After making the ferry crossing from Tierra del Fuego, the direction of travel has been more or less northward.  For the past couple of days, there has been unremitting wind and many, many kilometers of pavement.  As expected, my Karoo tire is rapidly losing its tread.  There were times when I actually felt that the wind was going to blow the bike over.  I had the throttle cracked, and as leaning hard into the wind (on the straights), and Blondy would not come over 80 kph!  I estimate some of the gusts to be close to 60 knots, although that could be hot air too....

That hair is blowing straight back...so there.

 We stayed at this frontier hotel less than a week ago, as it is very near to the Argentine/Chilean border crossing.   I have lost count of how many times we have crossed from Chile to Argentina and vice versa.  The route has provided the best of both countries in Patagonia, and the border officials are accommodating, although one told me that I needed to learn more Spanish when his colleague forgot to give me a proper form...(it is always the foreigner who is stupid)







On the ripio, not only is the gravel a struggle, but the truck traffic blows up tremendous dust clouds.   The truck drivers are courteous, and respect that motos are having a tough time on the gravel.

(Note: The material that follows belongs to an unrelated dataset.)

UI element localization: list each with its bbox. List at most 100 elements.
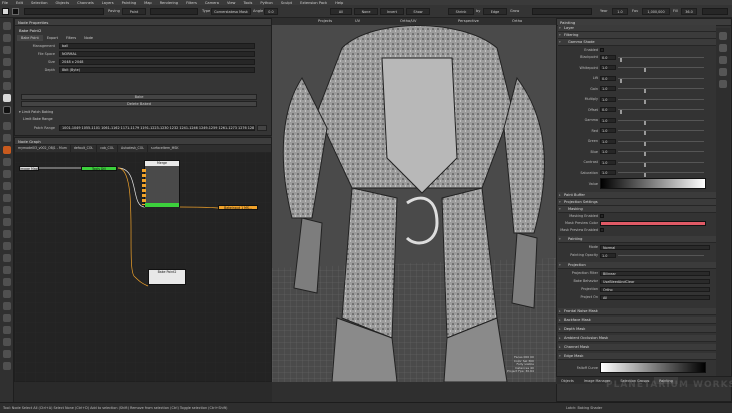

The plan is to ride up the Ruta 3 into Brazil, if I can get a visa for Brazil.  The road is paved and in good shape, with considerable construction and improvements going on.  There is lots of petroleum development in this area, and traffic and costs are increasing significantly...in the past couple of days, we have ridden close to 1000 kilometers of flat, unremitting plains.  I will be rolling into Beunos Aires on a bare tire, thats for sure.  There are lots of sheep, everywhere, and along with them, the wandering packs of uconoas.  (Thats not how to spell their name, but the poor interweb is bugging me, and impacting my memory cells..)  Lots of road kill on the straight stretches, with a dead uconoa about every 10 kilometers or so.  I would not want to hit one on the bike, as the males are as big as a good sized deer.


Flat, flat, and more flat...with wind to keep me awake...




Before autos, the local ranches and farms relied on horse (or oxen) power.  A local cafe that we stopped at for a break had a collection out back.  The wheels on this one were taller than me by a foot or so....





The cafe was cooking up a sheep for the day...



I had a very interesting conversation with the chef.  He used to ride motos, has ridden bicycles all over South America, and he has walked 4600 kilometers in Argentina.  Considering my musings about walkers in a former blog, it was very interesting to hear him talk about taking 12 days to cross a desert, and the last two days without water.  He had clearly overcome some heavy duty fears and anxieties on that particular jaunt, and it was very interesting to listen to his philosophy about the differences between those who travel, and those who don't.